Archive for March 19th, 2011
Extra Copies: Jason File and Tatiana Leshkina / Private View Thursday 24 March / 6.30 – 8.30pm
Tatiana Leshkina (b.1990 Moscow, Russia) studied at Gerasimov Institute of Cinematography and is an undergraduate student at the Chelsea College of Art and Design. Through film, photography and text she deals with complexities of representations, raising questions of authorship, exposing vagaries of memory and perception and examination of the pull of the popular culture, constructing self-destructive systems or mechanisms which can only lead to towards the multiplicity of meanings, a series of contradictory interpretations. She doesn’t wish to control an experience but rather attempts to set up a system that brings a set of questions to the viewer. In ‘Extras’ she uses found film footage to break apart and re-form, reconfigure and reconstruct the data image world, capturing moments in between interactions, a blank spot in our memory, moments without connection. Presenting data and without resolution, to question and not to conclude, a few words that can arouse a myriad of pictures and perceptions.
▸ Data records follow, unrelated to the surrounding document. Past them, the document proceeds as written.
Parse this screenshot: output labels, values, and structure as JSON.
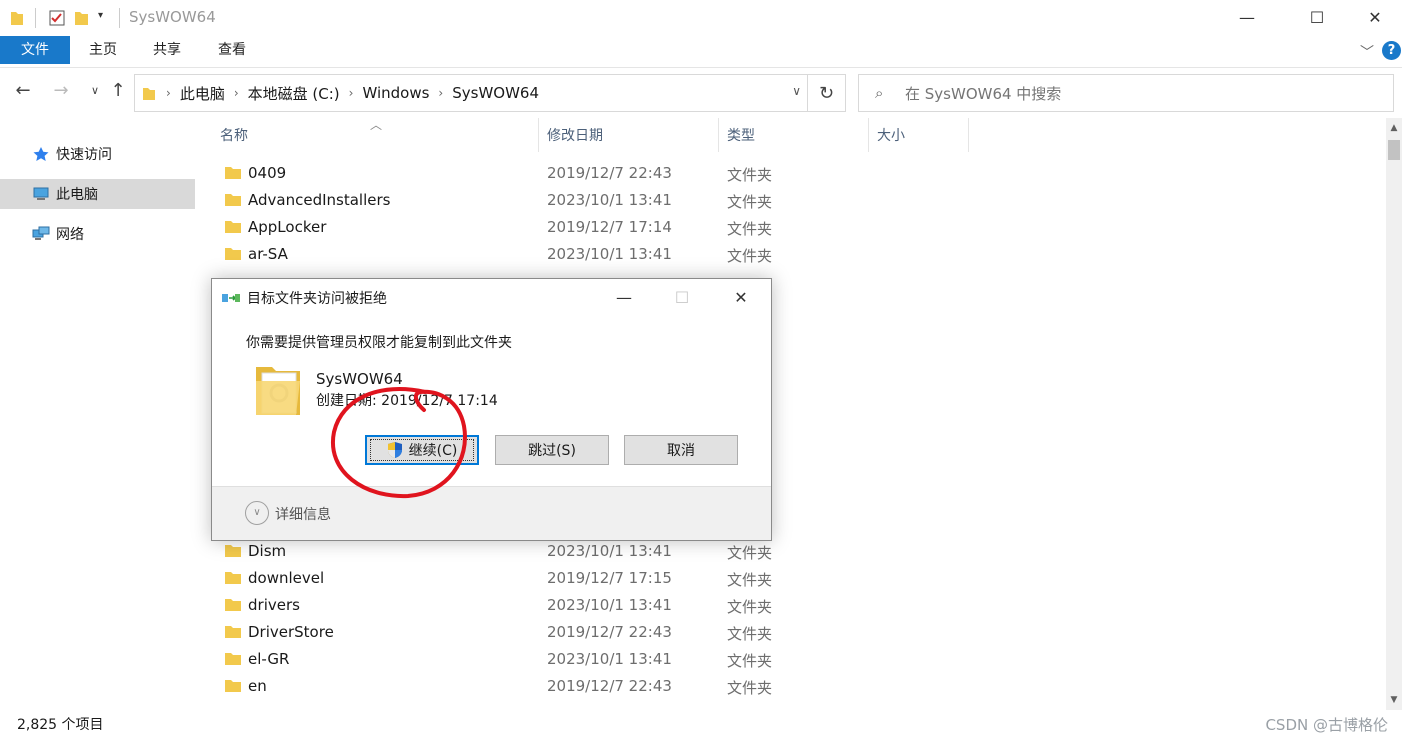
{
  "window": {
    "title": "SysWOW64",
    "controls": {
      "minimize": "—",
      "maximize": "☐",
      "close": "✕"
    }
  },
  "ribbon": {
    "tabs": [
      "文件",
      "主页",
      "共享",
      "查看"
    ],
    "help": "?"
  },
  "nav": {
    "breadcrumbs": [
      "此电脑",
      "本地磁盘 (C:)",
      "Windows",
      "SysWOW64"
    ],
    "search_placeholder": "在 SysWOW64 中搜索"
  },
  "sidebar": {
    "items": [
      {
        "label": "快速访问",
        "icon": "star-icon"
      },
      {
        "label": "此电脑",
        "icon": "computer-icon",
        "selected": true
      },
      {
        "label": "网络",
        "icon": "network-icon"
      }
    ]
  },
  "list": {
    "columns": {
      "name": "名称",
      "date": "修改日期",
      "type": "类型",
      "size": "大小"
    },
    "rows_top": [
      {
        "name": "0409",
        "date": "2019/12/7 22:43",
        "type": "文件夹"
      },
      {
        "name": "AdvancedInstallers",
        "date": "2023/10/1 13:41",
        "type": "文件夹"
      },
      {
        "name": "AppLocker",
        "date": "2019/12/7 17:14",
        "type": "文件夹"
      },
      {
        "name": "ar-SA",
        "date": "2023/10/1 13:41",
        "type": "文件夹"
      }
    ],
    "rows_bottom": [
      {
        "name": "Dism",
        "date": "2023/10/1 13:41",
        "type": "文件夹"
      },
      {
        "name": "downlevel",
        "date": "2019/12/7 17:15",
        "type": "文件夹"
      },
      {
        "name": "drivers",
        "date": "2023/10/1 13:41",
        "type": "文件夹"
      },
      {
        "name": "DriverStore",
        "date": "2019/12/7 22:43",
        "type": "文件夹"
      },
      {
        "name": "el-GR",
        "date": "2023/10/1 13:41",
        "type": "文件夹"
      },
      {
        "name": "en",
        "date": "2019/12/7 22:43",
        "type": "文件夹"
      }
    ]
  },
  "status": {
    "item_count": "2,825 个项目",
    "watermark": "CSDN @古博格伦"
  },
  "dialog": {
    "title": "目标文件夹访问被拒绝",
    "message": "你需要提供管理员权限才能复制到此文件夹",
    "folder_name": "SysWOW64",
    "folder_created": "创建日期: 2019/12/7 17:14",
    "buttons": {
      "continue": "继续(C)",
      "skip": "跳过(S)",
      "cancel": "取消"
    },
    "details": "详细信息"
  },
  "colors": {
    "accent": "#1979ca",
    "selection": "#d9d9d9",
    "annotation": "#e0141e",
    "folder": "#f2c94c"
  }
}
Jason File (b. 1976 Marquette, Michigan) is a graduate of Yale and Oxford, and a part-time student at the Chelsea College of Art & Design. His work addresses questions of social and institutional authority and credibility, societal and contextual role-playing, and notions of originality and authenticity. Here, he presents two pieces that query the basis for assertions of “original work” as well as the clues we use to identify work as such. “Truth/Copy” uses a tool of the legal trade – a document certification stamp – to authenticate as “true” successive copies of a blank page, literally creating something from nothing. Meanwhile, “Untitled (Copy)” presents two identical gallery information tags, each referring to the other as the copy, creating an endless loop of assertions of originality and derivativeness while simultaneously questioning the extent to which gallery and museum-supplied information can “become” part of a work.